On Fri, 8 May 2015, Nick Burch wrote:
Hi All
This came up in TIKA-1623, but I thought it might be better brought out to
the list for discussion
To configure parsers on a per-document basis, such as setting PDF
spacing tolerances, or telling Tesseract what language it should be
OCRing for, we have the *Config objects. You create one of these, use
the setters to configure it for your document, pop it onto the Parse
context and it's used when processing your document
To configure parsers and translators on a per-JVM basis, to apply to all
documents processed, it's a bit less consistent. At least some look for
a properties file with a specific name, usually in the tika namespace,
and grab their settings / keys / etc out of that. At least some expect
to find a *Config with their program path on it, even though that
remains constant between documents. None of them support getting their
settings from the Tika Config
As part of our evolution of parser preferences, we're moving towards
people either being able to set their preferences in code, or being able
to supply a Tika Config xml which sets their parser preferences or
overrides certain bits of the default. The code option works for people
who want to declare certain specific things, the Tika Config one gives
the same functionality but allows a consistent and clean way to set it
between Tika App, Tika Server and java code.

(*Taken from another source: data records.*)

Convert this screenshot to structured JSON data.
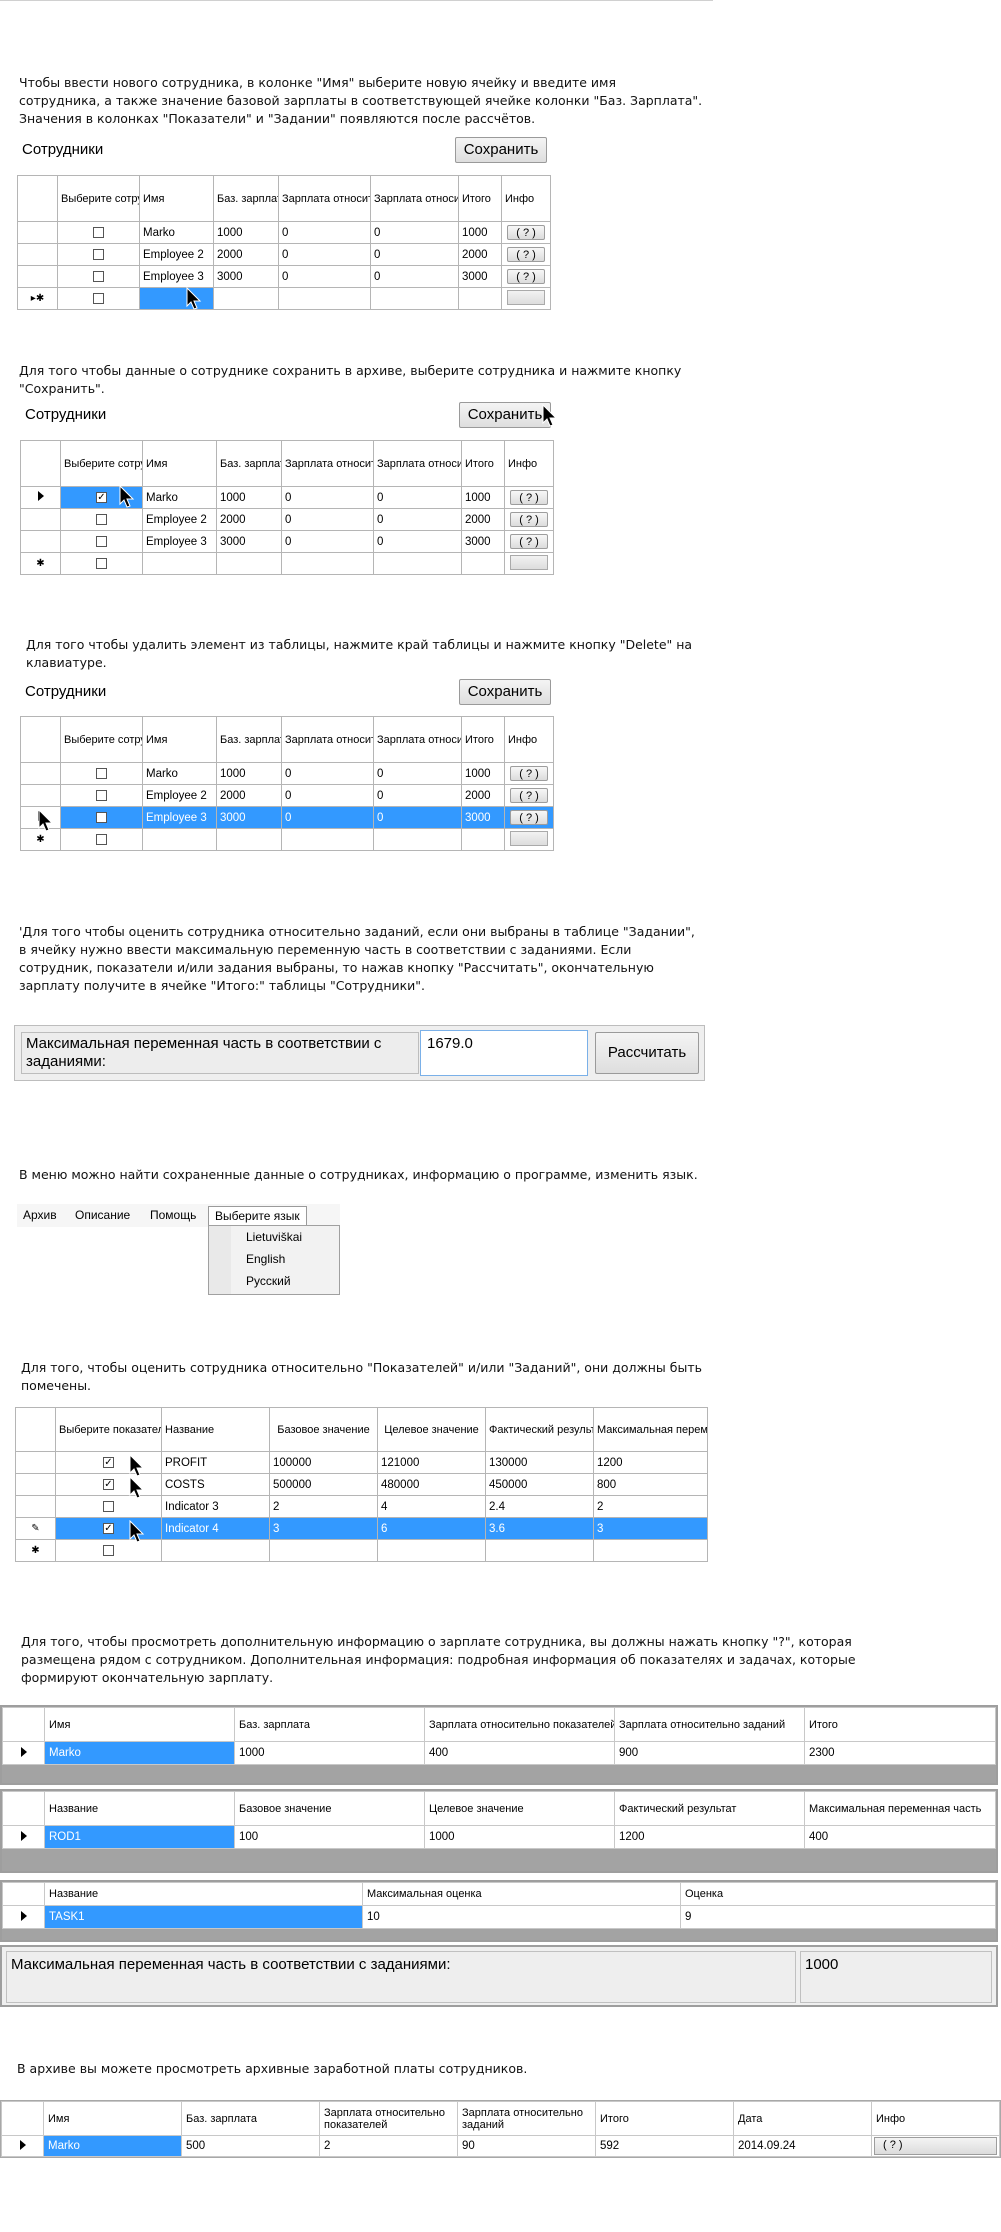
{
  "sections": [
    {
      "paragraph": [
        "Чтобы ввести нового сотрудника, в колонке \"Имя\" выберите новую ячейку и введите имя",
        "сотрудника, а также значение базовой зарплаты в соответствующей ячейке колонки \"Баз. Зарплата\".",
        "Значения в колонках \"Показатели\" и \"Задании\" появляются после рассчётов."
      ],
      "title": "Сотрудники",
      "save_label": "Сохранить"
    },
    {
      "paragraph": [
        "Для того чтобы данные о сотруднике сохранить в архиве, выберите сотрудника и нажмите кнопку",
        "\"Сохранить\"."
      ],
      "title": "Сотрудники",
      "save_label": "Сохранить"
    },
    {
      "paragraph": [
        "Для того чтобы удалить элемент из таблицы, нажмите край таблицы и нажмите кнопку \"Delete\" на",
        "клавиатуре."
      ],
      "title": "Сотрудники",
      "save_label": "Сохранить"
    }
  ],
  "employee_grid": {
    "headers": [
      "Выберите сотрудника",
      "Имя",
      "Баз. зарплата",
      "Зарплата относительно показателей",
      "Зарплата относительно заданий",
      "Итого",
      "Инфо"
    ],
    "rows": [
      {
        "name": "Marko",
        "base": "1000",
        "ind": "0",
        "task": "0",
        "total": "1000",
        "info": "( ? )"
      },
      {
        "name": "Employee 2",
        "base": "2000",
        "ind": "0",
        "task": "0",
        "total": "2000",
        "info": "( ? )"
      },
      {
        "name": "Employee 3",
        "base": "3000",
        "ind": "0",
        "task": "0",
        "total": "3000",
        "info": "( ? )"
      }
    ]
  },
  "calc": {
    "paragraph": [
      "'Для того чтобы оценить сотрудника относительно заданий, если они выбраны в таблице \"Задании\",",
      "в ячейку нужно ввести максимальную переменную часть в соответствии с заданиями. Если",
      "сотрудник, показатели и/или задания выбраны, то нажав кнопку \"Рассчитать\", окончательную",
      "зарплату получите в ячейке \"Итого:\" таблицы \"Сотрудники\"."
    ],
    "label": "Максимальная переменная часть в соответствии с заданиями:",
    "value": "1679.0",
    "button": "Рассчитать"
  },
  "menu": {
    "paragraph": "В меню можно найти сохраненные данные о сотрудниках, информацию о программе, изменить язык.",
    "items": [
      "Архив",
      "Описание",
      "Помощь",
      "Выберите язык"
    ],
    "languages": [
      "Lietuviškai",
      "English",
      "Русский"
    ]
  },
  "indicators": {
    "paragraph": [
      "Для того, чтобы оценить сотрудника относительно \"Показателей\" и/или \"Заданий\", они должны быть",
      "помечены."
    ],
    "headers": [
      "Выберите показатели",
      "Название",
      "Базовое значение",
      "Целевое значение",
      "Фактический результат",
      "Максимальная переменная часть"
    ],
    "rows": [
      {
        "checked": true,
        "name": "PROFIT",
        "base": "100000",
        "target": "121000",
        "actual": "130000",
        "max": "1200"
      },
      {
        "checked": true,
        "name": "COSTS",
        "base": "500000",
        "target": "480000",
        "actual": "450000",
        "max": "800"
      },
      {
        "checked": false,
        "name": "Indicator 3",
        "base": "2",
        "target": "4",
        "actual": "2.4",
        "max": "2"
      },
      {
        "checked": true,
        "name": "Indicator 4",
        "base": "3",
        "target": "6",
        "actual": "3.6",
        "max": "3"
      }
    ]
  },
  "details": {
    "paragraph": [
      "Для того, чтобы просмотреть дополнительную информацию о зарплате  сотрудника, вы должны нажать кнопку \"?\", которая",
      "размещена рядом с сотрудником. Дополнительная информация: подробная информация об показателях и  задачах, которые",
      "формируют  окончательную зарплату."
    ],
    "emp_headers": [
      "Имя",
      "Баз. зарплата",
      "Зарплата относительно показателей",
      "Зарплата относительно заданий",
      "Итого"
    ],
    "emp_row": [
      "Marko",
      "1000",
      "400",
      "900",
      "2300"
    ],
    "ind_headers": [
      "Название",
      "Базовое значение",
      "Целевое значение",
      "Фактический результат",
      "Максимальная переменная часть"
    ],
    "ind_row": [
      "ROD1",
      "100",
      "1000",
      "1200",
      "400"
    ],
    "task_headers": [
      "Название",
      "Максимальная оценка",
      "Оценка"
    ],
    "task_row": [
      "TASK1",
      "10",
      "9"
    ],
    "max_label": "Максимальная переменная часть в соответствии с заданиями:",
    "max_value": "1000"
  },
  "archive": {
    "paragraph": "В архиве вы можете просмотреть архивные заработной платы сотрудников.",
    "headers": [
      "Имя",
      "Баз. зарплата",
      "Зарплата относительно показателей",
      "Зарплата относительно заданий",
      "Итого",
      "Дата",
      "Инфо"
    ],
    "row": [
      "Marko",
      "500",
      "2",
      "90",
      "592",
      "2014.09.24",
      "( ? )"
    ]
  }
}
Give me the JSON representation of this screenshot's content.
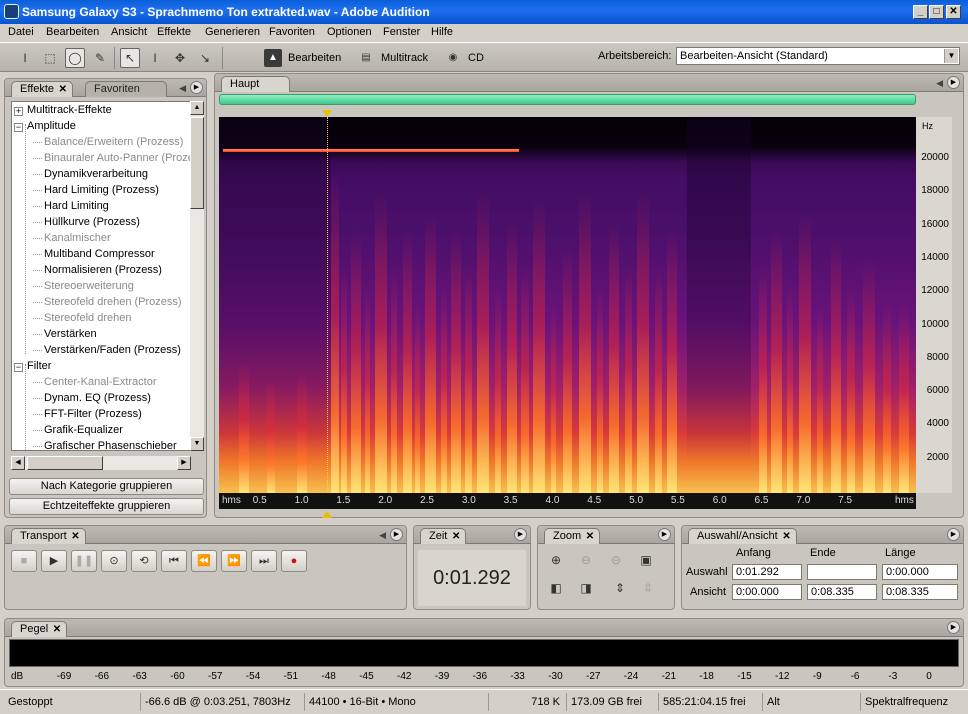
{
  "window": {
    "title": "Samsung Galaxy S3 - Sprachmemo Ton extrakted.wav - Adobe Audition"
  },
  "menu": [
    "Datei",
    "Bearbeiten",
    "Ansicht",
    "Effekte",
    "Generieren",
    "Favoriten",
    "Optionen",
    "Fenster",
    "Hilfe"
  ],
  "toolbar": {
    "modes": [
      {
        "label": "Bearbeiten"
      },
      {
        "label": "Multitrack"
      },
      {
        "label": "CD"
      }
    ],
    "workspace_label": "Arbeitsbereich:",
    "workspace_value": "Bearbeiten-Ansicht (Standard)"
  },
  "effects_panel": {
    "tabs": [
      "Effekte",
      "Favoriten"
    ],
    "tree": [
      {
        "label": "Multitrack-Effekte",
        "type": "cat",
        "expanded": false
      },
      {
        "label": "Amplitude",
        "type": "cat",
        "expanded": true
      },
      {
        "label": "Balance/Erweitern (Prozess)",
        "type": "item",
        "dim": true
      },
      {
        "label": "Binauraler Auto-Panner (Prozess)",
        "type": "item",
        "dim": true
      },
      {
        "label": "Dynamikverarbeitung",
        "type": "item",
        "dim": false
      },
      {
        "label": "Hard Limiting (Prozess)",
        "type": "item",
        "dim": false
      },
      {
        "label": "Hard Limiting",
        "type": "item",
        "dim": false
      },
      {
        "label": "Hüllkurve (Prozess)",
        "type": "item",
        "dim": false
      },
      {
        "label": "Kanalmischer",
        "type": "item",
        "dim": true
      },
      {
        "label": "Multiband Compressor",
        "type": "item",
        "dim": false
      },
      {
        "label": "Normalisieren (Prozess)",
        "type": "item",
        "dim": false
      },
      {
        "label": "Stereoerweiterung",
        "type": "item",
        "dim": true
      },
      {
        "label": "Stereofeld drehen (Prozess)",
        "type": "item",
        "dim": true
      },
      {
        "label": "Stereofeld drehen",
        "type": "item",
        "dim": true
      },
      {
        "label": "Verstärken",
        "type": "item",
        "dim": false
      },
      {
        "label": "Verstärken/Faden (Prozess)",
        "type": "item",
        "dim": false
      },
      {
        "label": "Filter",
        "type": "cat",
        "expanded": true
      },
      {
        "label": "Center-Kanal-Extractor",
        "type": "item",
        "dim": true
      },
      {
        "label": "Dynam. EQ (Prozess)",
        "type": "item",
        "dim": false
      },
      {
        "label": "FFT-Filter (Prozess)",
        "type": "item",
        "dim": false
      },
      {
        "label": "Grafik-Equalizer",
        "type": "item",
        "dim": false
      },
      {
        "label": "Grafischer Phasenschieber",
        "type": "item",
        "dim": false
      }
    ],
    "group_by_category": "Nach Kategorie gruppieren",
    "group_realtime": "Echtzeiteffekte gruppieren"
  },
  "editor": {
    "tab": "Haupt",
    "hz_unit": "Hz",
    "hz_labels": [
      "20000",
      "18000",
      "16000",
      "14000",
      "12000",
      "10000",
      "8000",
      "6000",
      "4000",
      "2000"
    ],
    "time_unit": "hms",
    "time_labels": [
      "0.5",
      "1.0",
      "1.5",
      "2.0",
      "2.5",
      "3.0",
      "3.5",
      "4.0",
      "4.5",
      "5.0",
      "5.5",
      "6.0",
      "6.5",
      "7.0",
      "7.5"
    ],
    "playhead_seconds": 1.292,
    "total_seconds": 8.335
  },
  "transport": {
    "tab": "Transport"
  },
  "time_panel": {
    "tab": "Zeit",
    "value": "0:01.292"
  },
  "zoom_panel": {
    "tab": "Zoom"
  },
  "selection_panel": {
    "tab": "Auswahl/Ansicht",
    "headers": [
      "Anfang",
      "Ende",
      "Länge"
    ],
    "rows": [
      {
        "label": "Auswahl",
        "start": "0:01.292",
        "end": "",
        "length": "0:00.000"
      },
      {
        "label": "Ansicht",
        "start": "0:00.000",
        "end": "0:08.335",
        "length": "0:08.335"
      }
    ]
  },
  "level_panel": {
    "tab": "Pegel",
    "scale": [
      "dB",
      "-69",
      "-66",
      "-63",
      "-60",
      "-57",
      "-54",
      "-51",
      "-48",
      "-45",
      "-42",
      "-39",
      "-36",
      "-33",
      "-30",
      "-27",
      "-24",
      "-21",
      "-18",
      "-15",
      "-12",
      "-9",
      "-6",
      "-3",
      "0"
    ]
  },
  "status": {
    "state": "Gestoppt",
    "cursor": "-66.6 dB @  0:03.251, 7803Hz",
    "format": "44100 • 16-Bit • Mono",
    "size": "718 K",
    "free": "173.09 GB frei",
    "free_time": "585:21:04.15 frei",
    "key": "Alt",
    "view": "Spektralfrequenz"
  }
}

Another related example is the External Parser support. Because you can
have multiple External Parser instances in your setup, one per format /
program, we look for all the
org/apache/tika/parser/external/tika-external-parsers.xml files on the
classpath, and create parser instances based on definitions in there
What do we think about setting executable paths and keys/logins for
parsers like OCR, Strings, Translators etc? Always on ParseContext?
Properties? Custom xml config? Tika config xml? Other? Combination?
Nick